New Jersey Senators Robert Menendez and Cory Booker will join activists in Washington, D.C. for a 24-hour fast in support of immigration reform.
Eliseo Medina, who is fasting in support of immigration reform with the Fast for Families movement, speaks during a press conference, Nov. 26, 2013 in Washington, DC.
Eliseo Medina, who is fasting in support of immigration reform with the Fast for Families movement, speaks during a press conference, Nov. 26, 2013 in Washington, DC.

New Jersey Sens Robert Menendez and Cory Booker will join activists in Washington, D.C., for a 24-hour fast in support of immigration reform.

"I'm sure that there are those who said, when Dr. King led marches and boycotts, that that was extreme and not herding the cause of movement to civil rights. I'm sure that there are those who considered Rosa Parks' defiance in sitting in the front of the bus and not the back of the bus not productive," Menendez said in a video posted Wednesday from the fast. "So history teaches us that while we would love to have a government that is responsive to us in the normal course of events, that sometimes a normal course of events isn't enough to accomplish the goal."

The Fast for Families activists began a sit-in on the National Mall last month in hopes to urge Congress to pass a comprehensive immigration reform bill in the new year.

Menendez and Booker are not the first D.C. leaders to join the group of fasters. Freshman Congressman Joe Kennedy III joined Medina and the activists last week, and President Obama and the first lady visited the tent the day after Thanksgiving.

"When we began this fast on Nov. 12, we did it because we wanted to call attention to a moral crisis that is facing this country," said Eliseo Medina of the Service Employees International Union (SEIU), one of four activists who participated in a 22-day long water-only fast, during a conference call last week. "This broken immigration system is more than a debate about numbers... At its core, it's about human beings."
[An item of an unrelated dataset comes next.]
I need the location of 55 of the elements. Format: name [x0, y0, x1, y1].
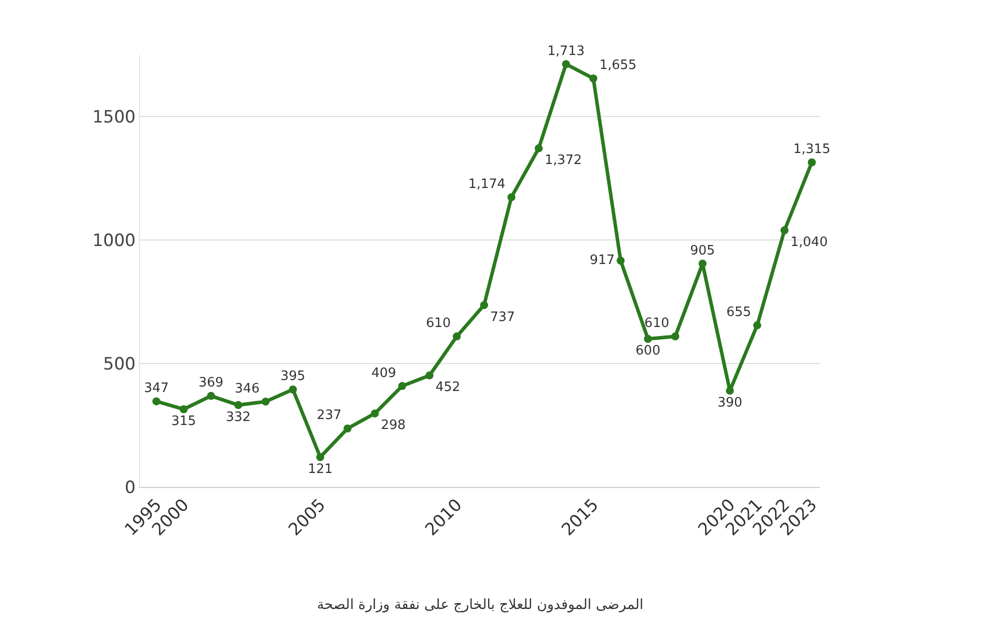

Medina added that House Speaker John Boehner has "the unique power to put an end to this suffering by calling a vote," but said Boehner has refused to respond to the fasters' attempts to reach out. On Thursday, Medina tweeted the fast will move soon from D.C. to Boehner's district in Ohio. "We'll never stop til CIR passes," he wrote.

In Chicago, Mayor Rahm Emanuel and members of the Chicago City Council's Latino Caucus began their own 24-hour fast Wednesday evening in support of the activists in D.C.